Only a subset of IP masquerading works with ipchains, you'll need to switch to iptables to improve the setup (and have it work useful). Bugzilla is not a support channel - I suggest you ask on mailing lists for your particular setup.
Trond, As you know, ipchains and iptables can not both be active in the kernel simultaneously. I have not been able to install Redhat 7.1 without installing ipchains. That is, if during initial install you select not to install a firewall, ipchains gets installed in the kernel anyway and then you can not install iptables. How do you recommend that I install iptables with Redhat 7.1? Or should I just go to 7.2? Furthermore, what you are telling me here is that ip masquerading does not work with ipchains, is that correct?

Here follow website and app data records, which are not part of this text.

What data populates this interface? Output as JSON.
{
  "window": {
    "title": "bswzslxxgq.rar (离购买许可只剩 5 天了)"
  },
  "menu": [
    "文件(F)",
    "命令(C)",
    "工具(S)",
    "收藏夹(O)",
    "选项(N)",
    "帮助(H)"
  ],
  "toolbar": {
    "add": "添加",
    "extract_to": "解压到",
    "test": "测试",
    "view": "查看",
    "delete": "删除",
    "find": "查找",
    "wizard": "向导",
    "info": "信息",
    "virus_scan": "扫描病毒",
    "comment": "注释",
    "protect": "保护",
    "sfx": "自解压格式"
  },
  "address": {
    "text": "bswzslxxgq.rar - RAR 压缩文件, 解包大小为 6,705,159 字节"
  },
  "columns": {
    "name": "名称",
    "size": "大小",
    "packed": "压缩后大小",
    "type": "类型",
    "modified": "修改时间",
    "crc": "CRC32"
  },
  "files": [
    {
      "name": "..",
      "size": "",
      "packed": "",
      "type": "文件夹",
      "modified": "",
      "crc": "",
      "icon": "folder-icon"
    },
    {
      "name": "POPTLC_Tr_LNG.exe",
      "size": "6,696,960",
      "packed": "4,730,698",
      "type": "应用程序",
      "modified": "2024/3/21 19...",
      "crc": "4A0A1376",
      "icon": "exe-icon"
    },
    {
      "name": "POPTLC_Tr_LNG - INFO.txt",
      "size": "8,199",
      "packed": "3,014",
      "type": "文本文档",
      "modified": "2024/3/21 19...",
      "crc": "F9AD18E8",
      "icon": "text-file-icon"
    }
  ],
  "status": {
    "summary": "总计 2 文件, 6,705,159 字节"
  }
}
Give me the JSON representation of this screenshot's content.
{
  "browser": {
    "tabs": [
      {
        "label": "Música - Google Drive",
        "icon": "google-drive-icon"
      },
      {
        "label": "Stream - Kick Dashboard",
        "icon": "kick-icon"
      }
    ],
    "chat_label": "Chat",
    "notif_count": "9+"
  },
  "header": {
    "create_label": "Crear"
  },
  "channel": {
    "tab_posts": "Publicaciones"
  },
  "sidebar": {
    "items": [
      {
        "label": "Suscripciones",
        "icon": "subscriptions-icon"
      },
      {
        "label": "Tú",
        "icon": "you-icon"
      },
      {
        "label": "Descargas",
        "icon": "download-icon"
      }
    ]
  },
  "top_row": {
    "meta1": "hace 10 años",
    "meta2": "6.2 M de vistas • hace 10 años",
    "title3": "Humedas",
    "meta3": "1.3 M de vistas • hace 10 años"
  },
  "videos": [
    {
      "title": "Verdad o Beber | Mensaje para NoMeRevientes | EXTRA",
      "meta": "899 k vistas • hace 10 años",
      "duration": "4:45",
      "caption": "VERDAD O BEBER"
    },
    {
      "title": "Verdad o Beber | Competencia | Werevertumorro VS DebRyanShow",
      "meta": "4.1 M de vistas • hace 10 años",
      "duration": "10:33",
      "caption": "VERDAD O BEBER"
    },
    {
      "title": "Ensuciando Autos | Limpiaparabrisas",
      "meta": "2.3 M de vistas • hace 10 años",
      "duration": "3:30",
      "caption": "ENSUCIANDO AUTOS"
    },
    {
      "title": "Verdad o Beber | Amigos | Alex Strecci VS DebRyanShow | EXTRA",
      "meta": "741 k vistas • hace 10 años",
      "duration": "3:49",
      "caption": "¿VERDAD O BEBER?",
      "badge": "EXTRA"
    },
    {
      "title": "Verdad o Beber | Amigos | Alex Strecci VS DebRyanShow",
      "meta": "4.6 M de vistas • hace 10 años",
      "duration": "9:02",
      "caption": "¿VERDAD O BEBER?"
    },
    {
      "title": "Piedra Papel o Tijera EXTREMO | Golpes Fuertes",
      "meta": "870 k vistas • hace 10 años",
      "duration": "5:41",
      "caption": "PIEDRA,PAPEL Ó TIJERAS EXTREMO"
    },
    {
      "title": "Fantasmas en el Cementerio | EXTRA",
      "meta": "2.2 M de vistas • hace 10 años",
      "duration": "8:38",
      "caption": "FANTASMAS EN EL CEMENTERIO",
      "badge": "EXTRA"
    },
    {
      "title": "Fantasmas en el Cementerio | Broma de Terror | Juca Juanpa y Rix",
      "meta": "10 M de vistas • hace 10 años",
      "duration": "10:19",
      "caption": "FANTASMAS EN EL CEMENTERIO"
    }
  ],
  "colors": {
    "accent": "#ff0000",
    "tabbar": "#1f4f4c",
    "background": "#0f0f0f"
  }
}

*** Bug 55280 has been marked as a duplicate of this bug. ***
eth0 Link encap:Ethernet HWaddr 00:10:4B:6A:2B:04 inet addr:192.168.1.5 Bcast:192.168.1.255 Mask:255.255.255.0 then /sbin/ipchains -A forward -s 192.168.0.0/255.255.255.0 -d 0.0.0.0/0.0.0.0 -j MASQ You've got a subnet 192.168.1.*, and you're masquerading 192.168.0.*. This is not expected to work! Make sure that your network subnets match throughout your network. Masquerading should work fine with ipchains, but iptables is the preferred way to drive 2.4 kernels: much of the new firewalling functionality in 2.4 is only available via iptables.